It's now almost four years since Gilsoft sprung The Quill, the first ever adventure writer on a unsuspecting world.
Despite its age, this utility was without serious challenge until last year - when Incentive launched its Graphic Adventure Creator.
Although these packages require upwards of £16.95 for the creation of graphical adventures, no system had made a bid for the budget building adventure builders.
Until now, that is.
With the release - by Alpha-Omega - of a system to build graphical adventures for a mere £7.45
While it is patently unfair to compare this with other packages at more than twice the price, I will - nonetheless - do exactly that. You see, there's nothing else to compare the Adventure Building System with.
Unlike both GAC and the Quill, ABS comes with Ram Save/Load as standard (though it calls them Save/Load to Bank) as well as the same to tape.
Like Quill, Alpha/Omega's utility truncates words. However, it also offers an option to select how many letters (from three to seven) words are to be truncated to.
In the screen presentation stakes it has GAC licked by offering a choice of three routines - including one intelligent' scrolling routine.
ABS provides 100 flags as standard (and more can be added if required), but GAC-like subroutines are needed for timing sequences as no flags are updated - as Quill flags 0-11 are.
The parser (the bit which tries to make sense out of player's input) is a little limited - much like that of the Quill. ABS cannot understand adverbs (Carefully examine chair), adjectives (drop the green key) or multiple inputs (get the axe then chop the logs) - though careful programming will allow the word it to be recognised (a point not mentioned in the manual). Similar programming can allow the addition of directions other than Up, Down, North, South, East and West, a message such as 'Are you sure you want to Quit?' and alternative character sets.
But here's the rub. An extensive knowledge of Basic is needed to produce decent adventures with ABS. The program is extremely complex in operation and is not helped by some odd idiosyncrasies in the manual. For some reason, the sequence of entry of data on-screen and the order of help (and descriptions of what to enter) in the manual differ in several places.
Other than this, the manual is useful, providing several step- by-step examples as well as helpful advice on writing your own conditions (as Basic subroutines). The manual also goes on to provide hints on adding last-minute touches to your game - such as Seeping whenever a key is pressed, or just when an invalid key is pushed.
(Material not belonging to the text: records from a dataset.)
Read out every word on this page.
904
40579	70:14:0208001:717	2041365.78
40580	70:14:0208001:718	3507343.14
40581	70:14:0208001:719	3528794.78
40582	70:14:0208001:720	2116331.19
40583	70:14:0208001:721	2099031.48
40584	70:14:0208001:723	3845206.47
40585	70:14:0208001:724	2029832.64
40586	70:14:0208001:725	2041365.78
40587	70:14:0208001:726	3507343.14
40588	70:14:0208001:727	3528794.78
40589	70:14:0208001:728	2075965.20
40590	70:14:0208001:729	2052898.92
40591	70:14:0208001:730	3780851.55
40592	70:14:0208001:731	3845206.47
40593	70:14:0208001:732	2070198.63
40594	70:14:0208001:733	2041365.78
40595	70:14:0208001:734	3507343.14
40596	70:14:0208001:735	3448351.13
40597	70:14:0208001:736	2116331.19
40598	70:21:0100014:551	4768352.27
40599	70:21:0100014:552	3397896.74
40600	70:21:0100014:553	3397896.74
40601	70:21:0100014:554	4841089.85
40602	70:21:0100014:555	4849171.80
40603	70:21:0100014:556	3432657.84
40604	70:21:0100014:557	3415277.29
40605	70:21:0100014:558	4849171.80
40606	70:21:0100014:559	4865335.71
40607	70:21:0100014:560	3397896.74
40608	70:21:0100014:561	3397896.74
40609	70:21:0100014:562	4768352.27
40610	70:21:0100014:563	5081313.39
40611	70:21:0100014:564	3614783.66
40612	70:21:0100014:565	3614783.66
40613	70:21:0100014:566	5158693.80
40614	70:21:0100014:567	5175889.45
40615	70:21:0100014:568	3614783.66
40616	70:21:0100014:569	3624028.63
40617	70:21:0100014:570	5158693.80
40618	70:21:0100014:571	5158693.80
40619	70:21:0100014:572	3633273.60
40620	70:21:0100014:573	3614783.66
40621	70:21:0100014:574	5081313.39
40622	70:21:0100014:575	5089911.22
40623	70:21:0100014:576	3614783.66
The program which actually compiles all of your data into a finished game is extremely slow (taking nearly six minutes to compile a short 15-room adventure), but the end result is certainly worth the wait - with an impressively-fast response time almost up to GAC standard.
At the moment, the Adventure Building System is text-only. However, Alpha-Omega will shortly release an uprated version which includes a useful graphics option.
If you reckon you can handle the complexities of programming using the Adventure Building System then it's a terrific buy. But definitely not easy to get to grips with. Strictly, not for beginners.
Author: T.D. Frost
Reviewer: Roy Stead
For the technically competent its excellent value for money and could be used to write a passable game.